Erstausstattung fürs Baby: Was wirklich gebraucht wird
Die meisten Erstausstattungslisten sind zu lang und zu teuer. Ein Neugeborenes braucht erstaunlich wenig – und einige Dinge kauft man besser erst, wenn man das Kind kennt. Diese Liste ist nach Dringlichkeit sortiert.
Vor der Geburt: das muss da sein
Diese Dinge sollten vor dem Geburtstermin bereitliegen. Alles Weitere lässt sich in den ersten Wochen besorgen oder wird geschenkt.
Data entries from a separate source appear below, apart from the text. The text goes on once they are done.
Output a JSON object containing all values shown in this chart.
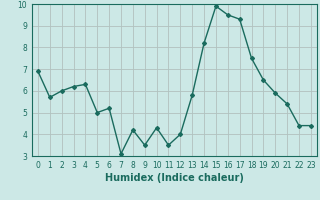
{
  "x": [
    0,
    1,
    2,
    3,
    4,
    5,
    6,
    7,
    8,
    9,
    10,
    11,
    12,
    13,
    14,
    15,
    16,
    17,
    18,
    19,
    20,
    21,
    22,
    23
  ],
  "y": [
    6.9,
    5.7,
    6.0,
    6.2,
    6.3,
    5.0,
    5.2,
    3.1,
    4.2,
    3.5,
    4.3,
    3.5,
    4.0,
    5.8,
    8.2,
    9.9,
    9.5,
    9.3,
    7.5,
    6.5,
    5.9,
    5.4,
    4.4,
    4.4
  ],
  "line_color": "#1a6b5e",
  "bg_color": "#cce8e6",
  "grid_color_major": "#b8d8d5",
  "grid_color_minor": "#d4ecea",
  "xlabel": "Humidex (Indice chaleur)",
  "ylim": [
    3,
    10
  ],
  "xlim": [
    -0.5,
    23.5
  ],
  "yticks": [
    3,
    4,
    5,
    6,
    7,
    8,
    9,
    10
  ],
  "xticks": [
    0,
    1,
    2,
    3,
    4,
    5,
    6,
    7,
    8,
    9,
    10,
    11,
    12,
    13,
    14,
    15,
    16,
    17,
    18,
    19,
    20,
    21,
    22,
    23
  ],
  "tick_fontsize": 5.5,
  "xlabel_fontsize": 7,
  "marker": "D",
  "markersize": 2.0,
  "linewidth": 1.0
}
- Babyschale fürs Auto (i-Size), vorher einmal einbauen und ausprobieren
- Schlafmöglichkeit: Beistellbett oder Babybett mit fester Matratze und Spannbettlaken
- Schlafsack in der passenden Größe – statt Decke
- Sechs bis acht Bodys und ebenso viele Oberteile oder Strampler in Größe 56
- Mütze, Söckchen, ein Paar Fäustlinge
- Wickelmöglichkeit: feste Unterlage, Windeln, Waschlappen, Wechselkleidung
- Kinderwagen oder Tragehilfe
- Fieberthermometer
- Wenn nicht oder nicht ausschließlich gestillt wird: Fläschchen, Sauger, Bürste
Die ersten Wochen
Nach ein paar Tagen weißt du mehr: ob dein Kind gern getragen wird, wie es schläft, ob ein Schnuller angenommen wird. Erst dann lohnen sich diese Anschaffungen.
- Schnuller, falls das Baby einen nimmt (EN 1400, passende Altersgröße)
- Babybadewanne oder Badeeimer
- Spucktücher – deutlich mehr, als man denkt
- Wickeltasche für unterwegs
- Stilleinlagen oder Still-BHs, je nach Bedarf
- Ein bis zwei Greiflinge für die Zeit ab drei Monaten
Was du nicht brauchst
Nestchen, Kissen, dicke Decken und Kuscheltiere im Babybett. Sie erhöhen das Risiko, dass das Gesicht verdeckt wird – ein leeres Bett mit Schlafsack ist der sichere Standard.
Ein Wickeltisch mit Aufsatz für die Badewanne tut es oft genauso. Entscheidend ist eine feste Unterlage in Hüfthöhe, nicht das Möbelstück.
Große Mengen in Größe 50/56. Viele Kinder tragen diese Größe nur wenige Wochen, manche nie.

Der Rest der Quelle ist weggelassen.